1 Defume a canela dentro do copo. 2 Bata os demais ingredientes na coqueteleira – de 15 a 20 segundos. 3 Coloque o gelo no copo, realize dupla coagem para o copo baixo e finalize com ramo de alecrim e canela.

Foto: RJ Castilho

Grigliata de peixe
1 porção

  • 100 g de talharim Shihoma
  • 100 g de vôngole; 90 g de polvo
  • 60 g de pescada amarela
  • 50 g de atum vermelho; 50 g de lagostim M
  • 50 g de camarão; 50 g de lula
  • 20 g de molho de tinta de lula
  • Azeite, legumes brancos e verdes e sal Maldon a gosto
  • Frutos do mar e peixes

1 Cozinhe o polvo em água acidulada e abundante, por 20 minutos. Uma vez frio, porcione e reserve para a finalização. 2 Limpe os demais frutos do mar e peixes, porcione e reserve para a finalização.

Massa

1 Prepare um fumê, com as aparas dos peixes, com legumes brancos e verdes de sua preferência. 2 Coloque os legumes e as aparas em uma panela alta e cubra com água. Após levantar fervura, deixe ao fogo lento, por mais 30 minutos. 3 Coe e deixe resfriar. 4 Misture 1 litro de fumê e 20 g de tinta de lula. 5 Cozinhe ao fogo baixo, por cerca 20 minutos. 6 Coe e filtre. Reserve para a finalização.
Montagem
1 Grelhe os peixes com azeite e sal Maldon. 2 Coloque o molho de tinta de lula em uma frigideira e cozinhe o talharim al dente. 3 Salteie a massa e enrole em uma pinça, para servir no prato. 4 Ajeite os peixes e frutos do mar no prato, bem grelhados, mas com cuidado, para não ressecar. 5 Decore com brotos e ervas.

Foto: RJ Castilho

Tournedo de filé-mignon com batata gratin
1 porção
Batata gratin
10 porções

  • 200 g de batata Asterix; 150 g de manteiga
  • 10 g de alho picado
  • 1 garrafa de creme de leite fresco
  • Sal a gosto

Filé-mignon

  • 200 g de filé-mignon limpo

Molho poivre

  • 1 g de pimenta verde em conserva
  • 5 ml de conhaque
  • 120 ml de molho rôti

Montagem

  • 60 g de aspargo
  • 12 g de molho rôti poivre
  • 1 porção de batata gratin

Batata gratin
1 Descasque as batatas e lamine-as. Reserve em água. 2 Reduza o creme de leite fresco, ao fogo baixo. 3 Em uma caçarola, coloque a manteiga e o alho picado.

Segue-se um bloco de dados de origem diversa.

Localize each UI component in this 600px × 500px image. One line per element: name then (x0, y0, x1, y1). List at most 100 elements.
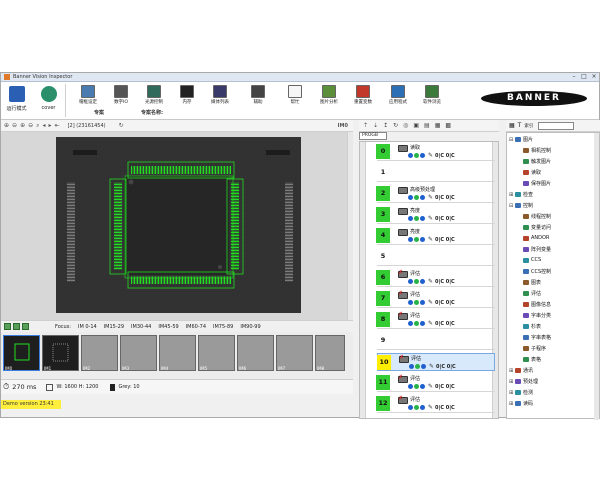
export-icon[interactable]: ▩ (445, 122, 451, 129)
tool-item[interactable]: 图像信息 (517, 301, 551, 308)
range-tab[interactable]: IM30-44 (131, 324, 151, 330)
edit-icon[interactable]: ✎ (428, 299, 433, 306)
program-step[interactable]: 7 ✗ 评估 ✎ 0|C 0|C (376, 290, 495, 308)
tool-item[interactable]: 保存图片 (517, 180, 551, 187)
program-step[interactable]: 12 ✗ 评估 ✎ 0|C 0|C (376, 395, 495, 413)
thumbnail[interactable]: IM1 (42, 335, 79, 371)
frame-settings-button[interactable]: 帽框设定 (71, 85, 105, 107)
program-step[interactable]: 3 亮度 ✎ 0|C 0|C (376, 206, 495, 224)
settings-dot-icon[interactable] (420, 321, 425, 326)
edit-icon[interactable]: ✎ (428, 194, 433, 201)
image-analysis-button[interactable]: 图片分析 (312, 85, 346, 107)
info-icon[interactable] (408, 153, 413, 158)
program-step[interactable]: 10 ✗ 评估 ✎ 0|C 0|C (377, 353, 495, 371)
info-icon[interactable] (408, 321, 413, 326)
program-step[interactable]: 6 ✗ 评估 ✎ 0|C 0|C (376, 269, 495, 287)
light-control-button[interactable]: 光源控制 (137, 85, 171, 107)
info-icon[interactable] (409, 364, 414, 369)
image-vertical-scrollbar[interactable] (347, 132, 353, 320)
film-grid-icon[interactable] (13, 323, 20, 330)
paste-icon[interactable]: ▤ (424, 122, 430, 129)
image-viewer[interactable] (1, 132, 353, 320)
range-tab[interactable]: IM 0-14 (78, 324, 97, 330)
thumbnail[interactable]: IM7 (276, 335, 313, 371)
thumbnail[interactable]: IM3 (120, 335, 157, 371)
maximize-button[interactable]: □ (579, 73, 589, 81)
range-tab[interactable]: IM75-89 (213, 324, 233, 330)
close-button[interactable]: × (589, 73, 599, 81)
tool-item[interactable]: 相机控制 (517, 147, 551, 154)
info-icon[interactable] (408, 384, 413, 389)
copy-icon[interactable]: ▣ (413, 122, 419, 129)
zoom-reset-icon[interactable]: ⊖ (28, 122, 33, 129)
settings-dot-icon[interactable] (420, 153, 425, 158)
thumbnail[interactable]: IM8 (315, 335, 345, 371)
tool-item[interactable]: 变量访问 (517, 224, 551, 231)
settings-dot-icon[interactable] (420, 279, 425, 284)
minimize-button[interactable]: – (569, 73, 579, 81)
insert-icon[interactable]: ↥ (383, 122, 388, 129)
tool-search-input[interactable] (538, 121, 575, 130)
edit-icon[interactable]: ✎ (429, 363, 434, 370)
program-step[interactable]: 0 读取 ✎ 0|C 0|C (376, 143, 495, 161)
first-image-icon[interactable]: ⇤ (55, 122, 60, 129)
info-icon[interactable] (408, 300, 413, 305)
settings-dot-icon[interactable] (420, 237, 425, 242)
edit-icon[interactable]: ✎ (428, 320, 433, 327)
tool-item[interactable]: 触发图片 (517, 158, 551, 165)
digital-io-button[interactable]: 数字IO (104, 85, 138, 107)
move-up-icon[interactable]: ⇡ (363, 122, 368, 129)
move-down-icon[interactable]: ⇣ (373, 122, 378, 129)
tool-category[interactable]: ⊞ 读码 (509, 400, 533, 408)
thumbnail[interactable]: IM4 (159, 335, 196, 371)
info-icon[interactable] (408, 237, 413, 242)
tool-category[interactable]: ⊞ 检查 (509, 191, 533, 199)
user-button[interactable]: cover (33, 82, 64, 119)
thumbnail[interactable]: IM2 (81, 335, 118, 371)
application-button[interactable]: 应用程式 (381, 85, 415, 107)
tool-item[interactable]: 线程控制 (517, 213, 551, 220)
program-step[interactable]: 11 ✗ 评估 ✎ 0|C 0|C (376, 374, 495, 392)
tool-category[interactable]: ⊞ 检测 (509, 389, 533, 397)
range-tab[interactable]: IM90-99 (240, 324, 260, 330)
info-icon[interactable] (408, 216, 413, 221)
program-step[interactable]: 5 (377, 248, 495, 266)
tool-item[interactable]: 评估 (517, 290, 541, 297)
edit-icon[interactable]: ✎ (428, 215, 433, 222)
range-tab[interactable]: IM45-59 (158, 324, 178, 330)
tool-item[interactable]: 读取 (517, 169, 541, 176)
zoom-in-icon[interactable]: ⊕ (4, 122, 9, 129)
settings-dot-icon[interactable] (420, 300, 425, 305)
settings-dot-icon[interactable] (421, 364, 426, 369)
tool-category[interactable]: ⊟ 图片 (509, 136, 533, 144)
stop-icon[interactable]: ◎ (403, 122, 408, 129)
tool-item[interactable]: CCS (517, 257, 541, 263)
next-image-icon[interactable]: ▸ (49, 122, 52, 129)
thumbnail[interactable]: IM5 (198, 335, 235, 371)
program-left-scrollbar[interactable] (360, 142, 366, 418)
settings-dot-icon[interactable] (420, 195, 425, 200)
tool-item[interactable]: 图表 (517, 279, 541, 286)
tool-item[interactable]: 字串分类 (517, 312, 551, 319)
text-icon[interactable]: T (518, 122, 522, 129)
tool-category[interactable]: ⊞ 预处理 (509, 378, 538, 386)
edit-icon[interactable]: ✎ (428, 383, 433, 390)
program-step[interactable]: 4 亮度 ✎ 0|C 0|C (376, 227, 495, 245)
refresh-icon[interactable]: ↻ (393, 122, 398, 129)
save-icon[interactable]: ▦ (435, 122, 441, 129)
settings-dot-icon[interactable] (420, 216, 425, 221)
settings-dot-icon[interactable] (420, 405, 425, 410)
program-step[interactable]: 8 ✗ 评估 ✎ 0|C 0|C (376, 311, 495, 329)
memory-button[interactable]: 内存 (170, 85, 204, 107)
range-tab[interactable]: IM15-29 (104, 324, 124, 330)
info-icon[interactable] (408, 405, 413, 410)
tool-item[interactable]: 子程序 (517, 345, 546, 352)
film-view-icon[interactable] (4, 323, 11, 330)
program-step[interactable]: 9 (377, 332, 495, 350)
program-step[interactable]: 1 (377, 164, 495, 182)
prev-image-icon[interactable]: ◂ (43, 122, 46, 129)
sync-icon[interactable]: ↻ (119, 122, 124, 129)
info-icon[interactable] (408, 279, 413, 284)
tool-item[interactable]: 字串表格 (517, 334, 551, 341)
tool-item[interactable]: 表格 (517, 356, 541, 363)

Adicione as batatas, bem secas, e cozinhe ao fogo baixo até murchar. Ajuste o sal. 4 Adicione o creme de leite e cozinhe até reduzir e os ingredientes incorporarem bem. 5 Coloque o preparo em uma assadeira e leve ao forno a 180 °C até dourar. 6 Corte uma porção para servir com o filé-mignon.
Filé-mignon
1 Passe o filé em um filme plástico, para fazer um tubo perfeito. Reserve para a montagem.
Molho poivre
1 Esmague a pimenta verde em conserva. 2 Em uma panela, seque e toste a pimenta. 3 Molhe com conhaque e deixe evaporar o álcool. 4 Adicione o molho rôti e deixe reduzir.
Montagem
1 Grelhe o filé e finalize no forno junto com a batata gratin. 2 Grelhe os aspargos. 3 Em um prato raso, coloque a batata, os aspargos, o filé e finalize com o molho.

Foto: RJ Castilho

Dhomus – Rua Amauri, 27, Jardim Europa, tel. (11) 93903-9443, São Paulo, SP.